• Cryptogrammes à Jussieu.



    En arrivant à l’entrée principale de la Faculté des Sciences de Jussieu, par l’esplanade donnant sur la rue Linné, et après avoir gravi quelques marches, on aperçoit instantanément la tour centrale avec au premier plan, deux tours annexes identiques qui ferment
    la perspective.

    Ces deux blocs offrent chacun une face où l’on peut, ou plus exactement où l’on ne peut plus, lire des inscriptions datant des années soixante-dix, et dont le texte était bien dans le droit fil des apostrophes militantes qui fleurissaient un peu partout, sur les murs de la capitale au temps de la "chienlit" du Général.

    Pour tracer ces inscriptions, les intervenants ont forcément dû utiliser des cordes pour descendre en "rappel". Le lendemain même, le comité directeur de Jussieu décide de recouvrir les graffitis en repeignant intégralement les deux façades en blanc. Le plus surprenant intervient alors: les inscriptions réapparaissent le jour suivant ! Les instances dirigeantes se rendent à l’évidence, mais il n’est plus question d’offrir une nouvelle page blanche à la morgue estudiantine. L’espace est tentant, vous en conviendrez. Que faire alors, sinon travestir, détourner, maquiller le cri … pour le rendre inaudible ?

    Aujourd'hui, le décryptage du message représente une véritable gageure.
    Prenons, par exemple, le libellé du somment de la face droite:

    QW

    A/88IAI88WB

    AA/RABES

    BM HMW

    REOT8

    OPVH89

    Ligne suivante nous trouvons une variante de la deuxième ligne avec:
    W88W88HMFI

    Reprenons la ligne 1. Le QW ne peut être (excusez le côté péremptoire de mes déductions) qu’un ON. La ligne suivante me semble lisible grâce aux quatre 8 qu’on identifie immédiatement comme des S. Les A sont terriblement mal maquillés, on en isole deux, dont un au début, on obtient donc ASSASSINE. Sous le RABES de la ligne trois, nous isolons le mot PARIS. La suite m’échappe…

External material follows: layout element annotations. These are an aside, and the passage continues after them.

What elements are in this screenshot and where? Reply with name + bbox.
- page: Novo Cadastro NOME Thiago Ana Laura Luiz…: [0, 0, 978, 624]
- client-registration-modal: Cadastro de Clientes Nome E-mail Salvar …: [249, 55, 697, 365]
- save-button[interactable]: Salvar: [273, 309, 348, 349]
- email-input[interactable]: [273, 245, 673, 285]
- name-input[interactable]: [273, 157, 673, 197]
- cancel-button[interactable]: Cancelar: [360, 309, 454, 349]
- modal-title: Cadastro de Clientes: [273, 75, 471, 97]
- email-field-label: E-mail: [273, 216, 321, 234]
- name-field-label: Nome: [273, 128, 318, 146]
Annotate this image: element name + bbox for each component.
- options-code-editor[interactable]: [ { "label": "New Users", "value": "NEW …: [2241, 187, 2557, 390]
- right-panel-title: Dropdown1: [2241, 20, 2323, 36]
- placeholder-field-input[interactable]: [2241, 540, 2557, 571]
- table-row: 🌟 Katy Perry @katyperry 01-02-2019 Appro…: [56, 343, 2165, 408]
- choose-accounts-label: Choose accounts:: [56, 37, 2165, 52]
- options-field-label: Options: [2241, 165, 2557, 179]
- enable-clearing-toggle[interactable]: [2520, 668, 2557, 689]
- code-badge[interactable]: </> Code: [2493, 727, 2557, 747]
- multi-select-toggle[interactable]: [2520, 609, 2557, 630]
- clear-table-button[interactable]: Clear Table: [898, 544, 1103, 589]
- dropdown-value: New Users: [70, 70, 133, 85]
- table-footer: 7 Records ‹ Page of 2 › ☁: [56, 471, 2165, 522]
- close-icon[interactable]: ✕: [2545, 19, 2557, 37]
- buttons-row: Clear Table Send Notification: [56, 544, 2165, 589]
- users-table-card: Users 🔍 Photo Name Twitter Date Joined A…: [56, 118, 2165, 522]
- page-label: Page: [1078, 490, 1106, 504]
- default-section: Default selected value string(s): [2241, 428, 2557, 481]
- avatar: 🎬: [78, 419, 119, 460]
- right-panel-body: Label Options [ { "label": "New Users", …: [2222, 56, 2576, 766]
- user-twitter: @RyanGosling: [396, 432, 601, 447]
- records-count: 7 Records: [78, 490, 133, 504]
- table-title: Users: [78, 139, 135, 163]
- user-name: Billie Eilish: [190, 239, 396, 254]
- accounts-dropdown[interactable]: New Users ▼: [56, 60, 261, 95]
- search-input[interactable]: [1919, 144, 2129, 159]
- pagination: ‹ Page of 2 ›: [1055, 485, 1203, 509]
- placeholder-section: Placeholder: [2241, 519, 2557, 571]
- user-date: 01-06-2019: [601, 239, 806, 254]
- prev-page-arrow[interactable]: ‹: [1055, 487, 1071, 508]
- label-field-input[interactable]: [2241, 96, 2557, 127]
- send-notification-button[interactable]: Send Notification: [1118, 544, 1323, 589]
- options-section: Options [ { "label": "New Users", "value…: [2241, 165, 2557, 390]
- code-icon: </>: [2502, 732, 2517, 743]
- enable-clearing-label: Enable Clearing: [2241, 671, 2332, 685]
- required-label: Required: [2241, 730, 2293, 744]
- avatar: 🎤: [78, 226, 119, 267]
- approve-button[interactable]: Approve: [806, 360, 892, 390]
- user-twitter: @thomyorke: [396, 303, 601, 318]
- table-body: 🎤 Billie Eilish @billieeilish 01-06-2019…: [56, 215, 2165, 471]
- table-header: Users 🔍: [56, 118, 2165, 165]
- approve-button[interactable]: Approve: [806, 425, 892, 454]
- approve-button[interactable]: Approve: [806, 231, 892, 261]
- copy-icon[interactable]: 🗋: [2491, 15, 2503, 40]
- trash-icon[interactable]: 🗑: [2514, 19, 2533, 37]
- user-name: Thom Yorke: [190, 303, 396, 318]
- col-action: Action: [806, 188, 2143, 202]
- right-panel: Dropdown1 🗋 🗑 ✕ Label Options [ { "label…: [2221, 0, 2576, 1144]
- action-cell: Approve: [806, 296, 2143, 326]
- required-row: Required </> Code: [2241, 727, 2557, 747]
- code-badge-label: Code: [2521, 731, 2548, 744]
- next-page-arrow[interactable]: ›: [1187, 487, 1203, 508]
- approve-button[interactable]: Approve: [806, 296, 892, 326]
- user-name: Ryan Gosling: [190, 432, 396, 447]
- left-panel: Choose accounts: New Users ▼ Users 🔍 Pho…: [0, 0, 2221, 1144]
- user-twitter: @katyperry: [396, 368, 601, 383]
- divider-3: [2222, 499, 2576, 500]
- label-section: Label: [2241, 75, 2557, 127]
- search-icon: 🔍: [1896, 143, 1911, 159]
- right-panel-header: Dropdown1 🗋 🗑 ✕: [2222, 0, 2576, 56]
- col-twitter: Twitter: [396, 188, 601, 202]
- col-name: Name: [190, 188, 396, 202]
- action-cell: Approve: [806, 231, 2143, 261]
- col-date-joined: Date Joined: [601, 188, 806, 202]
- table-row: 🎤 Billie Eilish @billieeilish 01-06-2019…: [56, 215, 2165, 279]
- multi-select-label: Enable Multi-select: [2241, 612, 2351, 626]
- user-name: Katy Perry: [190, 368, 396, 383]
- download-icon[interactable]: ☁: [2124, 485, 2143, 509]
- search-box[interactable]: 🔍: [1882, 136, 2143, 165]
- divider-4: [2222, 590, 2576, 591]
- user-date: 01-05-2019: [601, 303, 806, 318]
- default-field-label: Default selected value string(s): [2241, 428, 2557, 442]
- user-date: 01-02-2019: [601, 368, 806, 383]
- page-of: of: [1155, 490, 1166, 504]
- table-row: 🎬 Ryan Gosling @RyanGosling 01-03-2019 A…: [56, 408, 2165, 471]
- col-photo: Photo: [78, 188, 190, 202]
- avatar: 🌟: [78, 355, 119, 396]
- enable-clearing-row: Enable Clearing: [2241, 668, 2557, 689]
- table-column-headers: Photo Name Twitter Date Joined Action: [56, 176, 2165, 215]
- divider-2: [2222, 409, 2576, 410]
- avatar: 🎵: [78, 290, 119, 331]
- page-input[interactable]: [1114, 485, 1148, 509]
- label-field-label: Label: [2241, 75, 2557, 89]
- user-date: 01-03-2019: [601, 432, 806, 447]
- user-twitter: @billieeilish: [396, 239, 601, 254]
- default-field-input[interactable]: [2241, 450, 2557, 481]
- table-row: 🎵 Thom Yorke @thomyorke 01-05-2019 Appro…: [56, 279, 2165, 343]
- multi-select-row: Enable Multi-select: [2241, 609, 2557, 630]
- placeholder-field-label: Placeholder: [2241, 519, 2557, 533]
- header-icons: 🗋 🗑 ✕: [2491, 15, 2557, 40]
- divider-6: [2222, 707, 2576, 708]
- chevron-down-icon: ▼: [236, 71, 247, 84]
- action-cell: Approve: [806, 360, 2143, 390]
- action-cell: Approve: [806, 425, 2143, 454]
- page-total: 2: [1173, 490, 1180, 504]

    Alors, à cette époque-là, on assassinait à Paris. Qui ? Quand ? Pourquoi ? Le reste de la façade nous le révèle sans doute. Mais, là, je m’incline, et … j’appelle à l’aide.
    Alors, si vous savez décrypter la suite, merci d'en faire part à Parisperdu, à ce
    Contact.

    Reste toutefois un point intrigant: on sait que la durée moyenne de vie d’un tag, d’un bombage sauvage, est souvent très courte, surtout sur les monuments publics, car les services Techniques de la ville y remédient dare-dare à coups de détergents spéciaux.
    Alors pourquoi, à votre avis, ces inscriptions défient-elles le temps et maculent-elles à jamais les colonnes métaphoriques de ce portique universitaire par ailleurs élégamment habillé des céramiques de Léon Gischia?
    Parce que … personne n’est plus capable de savoir ce qu’elles signifient. Et parce que tout le monde "s’en fout un peu", si je peux me permettre. Elles ont perdu la totalité de leur sens (Assassine-t-on à Paris !?!), pour acquérir, depuis bientôt un bon quart de siècle, une autre fonction, celle bien sûr plus décorative et bien moins problématique, d’œuvre d’art.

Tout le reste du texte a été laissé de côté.